Given May’s high-profile stance on immigration, you might have expected her to have been a vocal supporter of the campaign to leave the EU. Interestingly, she wasn’t. In fact, May was the only major candidate for Conservative leadership who supported remaining.

Her support, however, was pretty lukewarm. The UK’s Loughborough University tallied up the number of statements to the press on Brexit made by leading political figures between early May and early June, a critical pre-vote period. It found that May made a tiny number of appearances — far fewer than most similarly famous UK politicians, and even fewer than the German chancellor, Angela Merkel:

Theresa May appearance

(Loughborough University/HuffPost UK)

British political observers saw this as a calculated strategy: May would formally side with the Conservative leadership in opposing a Brexit (that is, a British exit) but take a lukewarm stance in order to remain politically palatable to Brexiteers in the event that the “Leave” campaign won.

“This could all be part of Mrs May’s plan: to cast herself as the Brexit-friendly Remainer who can appeal to her colleagues in the Out camp with her toughness on immigration,” the Telegraph’s Asa Bennett wrote before the vote. “Her restrained approach to campaigning for Remain has helped her avoid alienating Tory [Conservative Party] Brexiteers, and the polls suggest her reputation has held up better than some of her potential leadership rivals.”

Indeed, May’s pandering to the Brexit crowd continued after the vote — and in much more impactful ways.

You see, the Brexit referendum actually wasn’t a binding vote. In order for the UK to actually exit the EU, the British government has to formally submit notification under Article 50 of the Treaty on European Union.

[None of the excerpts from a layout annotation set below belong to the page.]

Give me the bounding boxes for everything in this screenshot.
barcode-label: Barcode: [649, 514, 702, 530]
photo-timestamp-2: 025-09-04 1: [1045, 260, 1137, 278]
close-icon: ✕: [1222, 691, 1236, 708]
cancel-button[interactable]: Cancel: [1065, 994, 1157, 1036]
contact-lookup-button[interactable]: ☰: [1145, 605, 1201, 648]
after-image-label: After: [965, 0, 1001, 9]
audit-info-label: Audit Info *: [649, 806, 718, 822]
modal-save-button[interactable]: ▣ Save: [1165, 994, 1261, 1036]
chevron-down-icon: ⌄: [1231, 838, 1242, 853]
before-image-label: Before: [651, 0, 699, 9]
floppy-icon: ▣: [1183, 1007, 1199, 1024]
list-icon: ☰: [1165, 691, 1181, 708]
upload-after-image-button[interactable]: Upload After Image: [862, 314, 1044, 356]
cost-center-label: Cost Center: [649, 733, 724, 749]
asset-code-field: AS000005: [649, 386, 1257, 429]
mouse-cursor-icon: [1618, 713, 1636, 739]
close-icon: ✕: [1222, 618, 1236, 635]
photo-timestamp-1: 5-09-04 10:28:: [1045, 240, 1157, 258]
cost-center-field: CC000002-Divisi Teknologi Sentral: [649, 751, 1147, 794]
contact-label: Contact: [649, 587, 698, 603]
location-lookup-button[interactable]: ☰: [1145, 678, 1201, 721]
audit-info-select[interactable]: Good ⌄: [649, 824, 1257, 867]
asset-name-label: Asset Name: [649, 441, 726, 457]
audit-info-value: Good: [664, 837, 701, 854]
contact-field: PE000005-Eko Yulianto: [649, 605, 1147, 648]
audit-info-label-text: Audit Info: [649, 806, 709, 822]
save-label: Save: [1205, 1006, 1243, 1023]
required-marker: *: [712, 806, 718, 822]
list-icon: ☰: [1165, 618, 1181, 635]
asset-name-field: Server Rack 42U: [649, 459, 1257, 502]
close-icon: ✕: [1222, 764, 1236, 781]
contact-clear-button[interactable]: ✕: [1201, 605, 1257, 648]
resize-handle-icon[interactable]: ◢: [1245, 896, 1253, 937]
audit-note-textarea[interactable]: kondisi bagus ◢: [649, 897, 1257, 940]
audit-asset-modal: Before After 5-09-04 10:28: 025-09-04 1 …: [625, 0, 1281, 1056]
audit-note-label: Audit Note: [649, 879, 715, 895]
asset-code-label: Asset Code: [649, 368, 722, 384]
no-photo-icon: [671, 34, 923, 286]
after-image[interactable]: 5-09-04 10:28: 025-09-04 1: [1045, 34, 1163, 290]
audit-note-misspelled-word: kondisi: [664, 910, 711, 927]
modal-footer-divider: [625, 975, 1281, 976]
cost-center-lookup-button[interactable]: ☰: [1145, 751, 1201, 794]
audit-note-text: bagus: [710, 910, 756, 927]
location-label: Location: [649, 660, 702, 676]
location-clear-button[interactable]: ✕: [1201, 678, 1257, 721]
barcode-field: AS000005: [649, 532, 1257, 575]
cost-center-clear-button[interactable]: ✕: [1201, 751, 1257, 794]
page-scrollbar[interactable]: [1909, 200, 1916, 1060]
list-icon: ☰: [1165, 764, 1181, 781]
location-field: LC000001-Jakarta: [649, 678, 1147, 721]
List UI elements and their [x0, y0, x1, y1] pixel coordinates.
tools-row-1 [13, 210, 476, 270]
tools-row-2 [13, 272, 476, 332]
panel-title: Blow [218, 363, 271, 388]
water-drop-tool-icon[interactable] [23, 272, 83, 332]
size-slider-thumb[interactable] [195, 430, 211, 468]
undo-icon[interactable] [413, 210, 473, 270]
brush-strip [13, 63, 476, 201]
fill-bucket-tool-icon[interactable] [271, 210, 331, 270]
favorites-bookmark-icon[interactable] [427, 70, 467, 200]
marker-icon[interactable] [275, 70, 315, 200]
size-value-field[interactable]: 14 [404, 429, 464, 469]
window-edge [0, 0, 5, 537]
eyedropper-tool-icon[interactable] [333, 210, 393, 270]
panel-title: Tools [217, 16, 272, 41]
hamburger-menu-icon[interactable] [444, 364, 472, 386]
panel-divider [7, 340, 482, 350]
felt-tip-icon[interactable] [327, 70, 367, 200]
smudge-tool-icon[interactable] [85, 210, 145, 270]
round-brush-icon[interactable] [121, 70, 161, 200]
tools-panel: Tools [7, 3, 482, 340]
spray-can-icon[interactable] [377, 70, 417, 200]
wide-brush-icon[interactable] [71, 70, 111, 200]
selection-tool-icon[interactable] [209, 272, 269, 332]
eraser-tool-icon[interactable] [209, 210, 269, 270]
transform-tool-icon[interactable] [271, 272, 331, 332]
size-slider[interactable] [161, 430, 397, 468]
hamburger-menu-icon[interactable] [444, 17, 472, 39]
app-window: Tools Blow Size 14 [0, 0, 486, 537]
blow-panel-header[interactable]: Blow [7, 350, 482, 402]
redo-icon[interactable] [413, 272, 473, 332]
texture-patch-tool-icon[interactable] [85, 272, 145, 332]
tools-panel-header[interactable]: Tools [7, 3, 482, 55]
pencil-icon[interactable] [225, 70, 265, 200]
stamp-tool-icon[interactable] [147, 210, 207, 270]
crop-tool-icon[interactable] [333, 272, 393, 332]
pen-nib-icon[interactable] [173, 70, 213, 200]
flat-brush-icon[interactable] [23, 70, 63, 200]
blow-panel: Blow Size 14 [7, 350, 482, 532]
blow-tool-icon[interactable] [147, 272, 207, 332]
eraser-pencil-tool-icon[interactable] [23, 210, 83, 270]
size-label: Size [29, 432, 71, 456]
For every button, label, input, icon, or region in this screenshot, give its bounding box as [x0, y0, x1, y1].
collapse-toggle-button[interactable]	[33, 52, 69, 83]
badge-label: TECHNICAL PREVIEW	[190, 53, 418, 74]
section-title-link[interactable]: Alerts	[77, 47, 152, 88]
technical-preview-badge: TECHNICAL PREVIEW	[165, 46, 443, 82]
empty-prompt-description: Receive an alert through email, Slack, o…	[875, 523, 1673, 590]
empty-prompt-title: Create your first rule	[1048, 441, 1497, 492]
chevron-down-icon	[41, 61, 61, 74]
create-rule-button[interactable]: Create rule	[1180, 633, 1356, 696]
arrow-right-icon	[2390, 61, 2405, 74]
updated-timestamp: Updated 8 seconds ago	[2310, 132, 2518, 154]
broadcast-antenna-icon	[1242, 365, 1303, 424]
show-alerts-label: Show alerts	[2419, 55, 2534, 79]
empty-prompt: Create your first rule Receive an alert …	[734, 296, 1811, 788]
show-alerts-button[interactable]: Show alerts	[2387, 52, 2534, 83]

Cameron refused to do that, saying it would be up to his successor to manage the transition. That left open the possibility that his successor would choose not to submit Article 50 notification either, essentially nullifying the Brexit vote.

But May has repeatedly promised not to do that, with “Brexit means Brexit” being something of a catchphrase during her leadership campaign. “As prime minister, I will make sure we will leave the European Union,” May said on Monday, per the BBC. She promised there would be “no attempts to remain inside the EU” nor “attempts to rejoin it by the backdoor.”

That’s pretty unequivocal.

However, she has also pledged not to trigger Article 50 immediately upon taking the top job. She wants the UK to wait until at least the end of the year, in an attempt to negotiate terms with the EU that would preserve British access to European markets without having to allow unfettered immigration.

“We shouldn’t invoke Article 50 immediately,” she said in one interview. “What’s important for us is that we get the right deal.”

The problem, however, is that the EU leadership is unlikely to agree to any such deal. They don’t want to reward Britain’s vote with favorable exit terms, for fear that voters in other countries (like Greece, France, or the Netherlands) will take this as a sign that they could get a similar deal. So far, EU leaders have been adamant that May’s “right deal” won’t be on offer.

So unless May can change the EU leadership’s mind, she’s in a pretty impossible position. Either she unilaterally exits the EU without a deal, which would tank the British economy by cutting off access to vital EU markets, or she goes back on her own promise that “Brexit means Brexit,” which would likely be political suicide.

It’s a very, very tough way for the UK’s second female prime minister to start off her job — and one that might just set her up for failure.

Source: Vox – Theresa May, the UK’s new prime minister, explained

One Response to Theresa May, the UK’s new prime minister, explained

  1. Judith Nash

    This is typical of caMoron’s disgusting mismanagement of the British Government as the traitor he is to Queen and Country. This woman will not be any better. In fact, it seems as though he was waiting for a mug like her to drop his incredible mess upon and she is not consistent with her ideas anymore than he was. in fact, you could say you smelt a rat in the making. I feel sorry for Britain as it was once the World’s greatest leader in times of conflict but this pair will cripple the country beyond repair. It’s all about making the rich richer and denying the poor their right to any expectations at all.